自由について 2017/6/28

 おれはいま群馬に向かう最中である。新幹線に乗っている。出張だ。苦役の内容自体は大したものではない。朝、早起きさせられたのは実に不愉快だが(出勤が早いからといって早朝手当がでるわけでなし)。おれは昨日奴隷ビジネスマン(ビジネスにおける作法・技術を人間の普遍的な善であると錯覚している連中)に酷い叱責を食らい、なんだかそればかりが脳内でリフレインして不快だ。時間が解決するだろう。1週間もすればどうでもよくなっているに違いない。しかしその1週間待つのがなかなかどうして辛いのである。辛いことは辛いが、おれは昨日も再確認したように、自分が思っている以上に自由の身だ。どこへでも行ける。ちょっとの金が入り用かもしれんが、とにかく自由なのだ。身体を物理的に拘束されていても、精神は仙境に暮らすということはできる。難しいし、訓練が必要だがな。
 今朝はメダカの採卵をしていたら遅刻してしまって、予定より1本遅れた新幹線に乗ることになった。だが、万事問題ない。目的地に着く時間には元々余裕を持たせていたから、深刻な事態にはならない。……なにが「深刻な」事態か。苦役上のことで真にまじめに取り扱うべき事項など、なにもないのだ。商売に過ぎない。卑しい商売の手伝いに過ぎないではないか。
 昨日ビジネスマンにピリっと気合いを入れられたせいか、心を含めた全身がどことなく緊張状態にある。戦闘状態にある。そういえばカッターナイフをポケットに忍ばせてくるのを忘れた。次、叱責されるような事態があったら一芝居打ってやろうと思っている。ナイフで手首を切り刻んで奇声を発し、暴れ回ってやるのだ。そうすりゃ入院できるだろう。そこまですれば状況は好転するだろう。
 まったく、おれの驕りを抜きにしても、本当の意味でおれが感じ入るような説教というものを、現代の「オトナ」から受けたことがない。どいつもこいつもビジネス上のことを人間の普遍的な善と取り違えていたり、誤謬と臆見に満ちていやがるのだ。おれを丸め込むような弁論術をもつ男も皆無。本当に尊敬できる師を持ちたいが、大衆社会にはそうそう見あたらない。どうしてこんなにみな現代のオトナは幼いのだろうか? どうして商人の道徳(というより、単なる技術)を信仰してしまうのだろうか? 義務教育が悪かったんだろうな。それは確かに原因のひとつだ。みんな金と生活の維持だけに気を取られて、天上のことに関心をもっていない。盲目である。そんな連中に囲まれていたらおれの気も狂うさ。本当に同じ人間なのか疑わしくなってくる。

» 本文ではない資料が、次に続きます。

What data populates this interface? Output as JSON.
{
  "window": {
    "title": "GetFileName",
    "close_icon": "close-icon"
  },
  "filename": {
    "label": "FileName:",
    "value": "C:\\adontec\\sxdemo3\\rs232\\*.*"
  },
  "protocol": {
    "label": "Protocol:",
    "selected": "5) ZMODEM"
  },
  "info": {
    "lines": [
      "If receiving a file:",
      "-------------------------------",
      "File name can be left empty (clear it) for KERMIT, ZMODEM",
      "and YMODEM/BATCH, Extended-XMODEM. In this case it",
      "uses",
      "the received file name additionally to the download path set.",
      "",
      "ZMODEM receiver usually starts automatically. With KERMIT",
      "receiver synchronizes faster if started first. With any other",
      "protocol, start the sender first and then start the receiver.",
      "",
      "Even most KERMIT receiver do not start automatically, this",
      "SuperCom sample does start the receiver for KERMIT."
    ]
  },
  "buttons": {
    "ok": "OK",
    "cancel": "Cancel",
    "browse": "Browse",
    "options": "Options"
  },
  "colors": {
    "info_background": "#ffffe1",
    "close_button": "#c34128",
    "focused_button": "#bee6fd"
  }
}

 おれは寝るか食うか苦役に縛られるか、あるいは書くか。その4つだ。4つで生活を構成しよう。寝るのは大事だ。食うのも重要だ。苦役は生活を維持するために仕方あるまい。書くことはおれの自由のための肝だ。
 付き合いたくない人と付き合う必要はないのだ。人は後天的な教育で変わることができるが、おれはおれの苦手とする連中が後天的な変化をするのを待つ義理をもっていない。ゆえにおれは嫌な連中からは距離を置く。
 あとは希望を持って待つだけだ。「待て、しかして希望せよ!」。
 おれの望む自由な暮らしが始まれば、あらゆる景色がいまとは違ったように見えるだろうな。
 計画を立てよう。2ヶ月に1作品は仕上げたいところだ。弾数を増やすのがなによりも肝要だとおれは思っている。省察はもう十分だ。反省はその都度やればいい。残るは行動だ。